Procès AZF : la présence de Total complique la donne

Classé dans la catégorie : Général

Emoi général et incompréhension juridique au procès AZF. Total et son ancien PDG Thierry Desmaret ont finalement été cités à comparaitre, le 26 février 2009. L’instruction n’avait pas inclus le groupe pétrolier dans les prévenus. La cour qui siège à Toulouse en a décidé autrement. Au-delà de ce statut de « prévenu provisoire », cette situation peut ouvrir la porte à une jurisprudence sur la mise en cause des maisons mères dans les dégâts provoqués par leurs filiales.

« Le fait d'indemniser les victimes ne vaut pas reconnaissance de responsabilité de la part de Total dans l'origine de l'explosion. » La position officielle du groupe sur la catastrophe de Toulouse, qui a détruit l’usine de sa filiale AZF le 21 septembre 2001, est toujours en ligne sur le site officiel qu’il consacre au procès. Elle laisse supposer ce que va être la ligne de défense de Total qui, trois jours après le début du procès censé identifier les causes de l’explosion, s’est finalement trouvé dans le rôle « insolite de prévenu provisoire ». Le juge d’instruction l’avait écarté ce qui constituait un « non-lieu implicite » d’après les avocats du groupe. Or, certaines victimes et leurs associations ne l’entendaient pas ainsi. Ils souhaitent que le procès AZF soit celui des conditions de sécurité et de l’organisation du travail sur des sites classés Seveso 2, ainsi que du recours à la sous-traitance.
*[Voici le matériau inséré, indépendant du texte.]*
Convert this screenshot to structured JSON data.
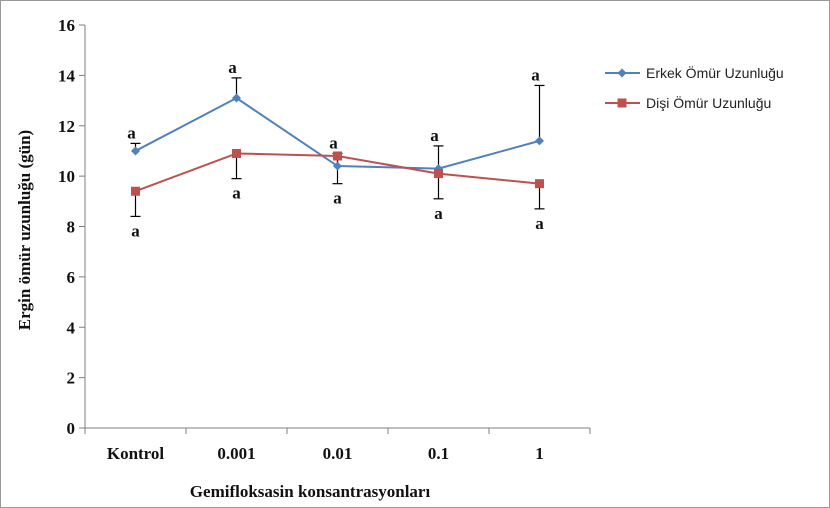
{
  "chart_data": {
    "type": "line",
    "categories": [
      "Kontrol",
      "0.001",
      "0.01",
      "0.1",
      "1"
    ],
    "xlabel": "Gemifloksasin konsantrasyonları",
    "ylabel": "Ergin ömür uzunluğu (gün)",
    "ylim": [
      0,
      16
    ],
    "yticks": [
      0,
      2,
      4,
      6,
      8,
      10,
      12,
      14,
      16
    ],
    "grid": false,
    "legend_position": "right",
    "series": [
      {
        "name": "Erkek Ömür Uzunluğu",
        "color": "#4f81bd",
        "marker": "diamond",
        "values": [
          11.0,
          13.1,
          10.4,
          10.3,
          11.4
        ],
        "error": [
          0.3,
          0.8,
          0.5,
          0.9,
          2.2
        ],
        "error_direction": "up",
        "letters": [
          "a",
          "a",
          "a",
          "a",
          "a"
        ]
      },
      {
        "name": "Dişi Ömür Uzunluğu",
        "color": "#c0504d",
        "marker": "square",
        "values": [
          9.4,
          10.9,
          10.8,
          10.1,
          9.7
        ],
        "error": [
          1.0,
          1.0,
          1.1,
          1.0,
          1.0
        ],
        "error_direction": "down",
        "letters": [
          "a",
          "a",
          "a",
          "a",
          "a"
        ]
      }
    ]
  }
}
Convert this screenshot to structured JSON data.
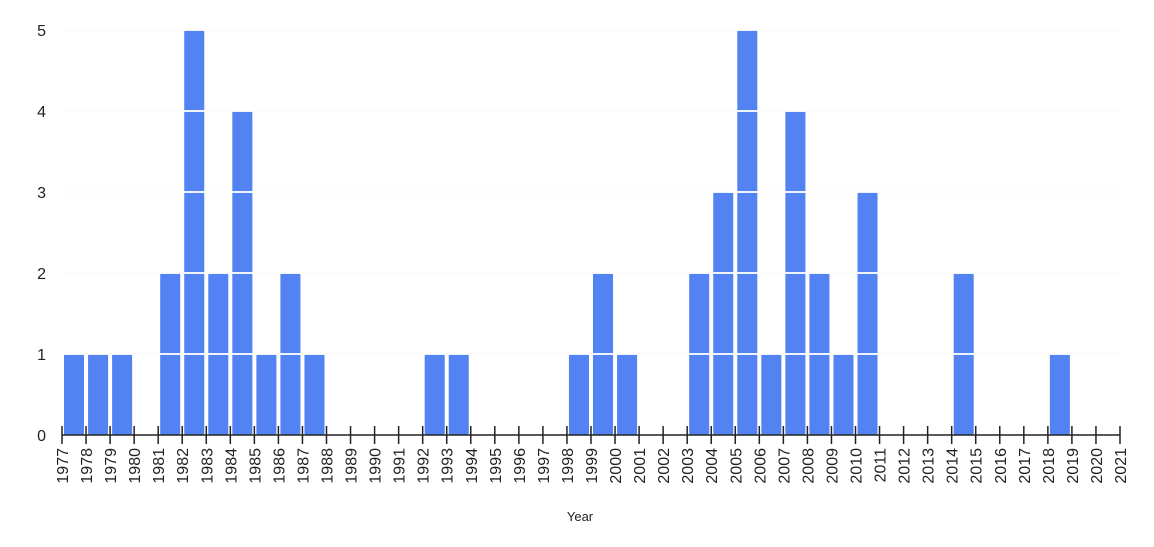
{
  "chart_data": {
    "type": "histogram",
    "x_label": "Year",
    "bins": [
      1977,
      1978,
      1979,
      1980,
      1981,
      1982,
      1983,
      1984,
      1985,
      1986,
      1987,
      1988,
      1989,
      1990,
      1991,
      1992,
      1993,
      1994,
      1995,
      1996,
      1997,
      1998,
      1999,
      2000,
      2001,
      2002,
      2003,
      2004,
      2005,
      2006,
      2007,
      2008,
      2009,
      2010,
      2011,
      2012,
      2013,
      2014,
      2015,
      2016,
      2017,
      2018,
      2019,
      2020,
      2021
    ],
    "values": [
      1,
      1,
      1,
      0,
      2,
      5,
      2,
      4,
      1,
      2,
      1,
      0,
      0,
      0,
      0,
      1,
      1,
      0,
      0,
      0,
      0,
      1,
      2,
      1,
      0,
      0,
      2,
      3,
      5,
      1,
      4,
      2,
      1,
      3,
      0,
      0,
      0,
      2,
      0,
      0,
      0,
      1,
      0,
      0
    ],
    "color": "#5383f3",
    "xlim": [
      1977,
      2021
    ],
    "ylim": [
      0,
      5
    ],
    "yticks": [
      0,
      1,
      2,
      3,
      4,
      5
    ],
    "grid": true
  }
}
Ce qui suppose pour eux que la maison mère du groupe chimique exploitant l’usine soit partie prenante des débats. Une citation à comparaître de 350 pages a donc été déposée, destinée à ramener Total à la barre d’un procès où les prévenus sont la société Grande Paroisse à qui appartenait l’usine AZF et son ancien directeur Serge Biechlin. Les magistrats l’ont retenue et ont estimé que non seulement Total mais aussi Thierry Desmaret son ancien dirigeant, devaient participer au procès en tant que prévenus. Il pèse malgré tout une menace d’irrecevabilité sur cette procédure, brandie par le procureur et les avocats de Total. Elle sera examinée en même temps que le verdict qui devrait être prononcé en novembre.

Jurisprudence

« J’aurais préféré deux procès distincts » explique maître Casero, une des avocates « historiques » des victimes. « Nous avons deux risques aujourd’hui. Le premier c’est que Total soit montré du doigt, ce qui pourrait occulter le rôle de la société Grande Paroisse. Le second c’est que, si nous obtenons un verdict clair et que ce procès permette d’établir les circonstances et les causes de cet accident industriel, le verdict soit entaché, voire invalidé par les problèmes de procédure liés à cette affaire de citation.» Elle n’oublie pas qu’un scénario plus optimiste pour les victimes qu’elle défend pourrait se produire, qui aboutirait à la mise en cause de la chaîne de responsabilité dans l’organisation du travail au sein du groupe Total .« Dans ce cas le procès ferait bouger les lignes en créant une jurisprudence mettant en cause la maison mère. On verra… »

En attendant , le groupe Total a sobrement annoncé que « Thierry Desmarest avait indiqué, dès le début des audiences, au Président du Tribunal qu’il était, bien entendu, prêt à venir témoigner » et que « dès le premier jour de la catastrophe, il a eu à cœur que soient mis à la disposition de Grande Paroisse tous les moyens de venir immédiatement en aide aux victimes et de les indemniser des préjudices et dommages subis. ».

Le groupe Total a effectivement d’ores et déjà versé 2 milliards d’euros et ouvert 93 000 dossiers d’indemnisation depuis la catastrophe. Il dissocie ces règlements à l’amiable de la bataille juridique qu’il mène pour se dédouaner de sa responsabilité juridique. Cette stratégie peut se rapprocher de celle adoptée dans le procès du naufrage de l’Erika (voir article lié). Elle ne l’aide apparemment pas à reconquérir l’estime des Français car le procès médiatique a lui déjà eu lieu : 55 % des Français ont une mauvaise image de Total et il occupe l’avant-dernière place du classement des 30 grandes entreprises nationales les plus aimées dans le baromètre Posternak-Margerit publié en février 2009, juste devant la Société Générale ! En 2008, le procès Erika n’a pas vraiment contribué à restaurer son image. Quel rôle jouera celui d’AZF ? Il faudra sans doute attendre le troisième mois des audiences où devrait être examiné le rôle du groupe pétrolier pour le deviner.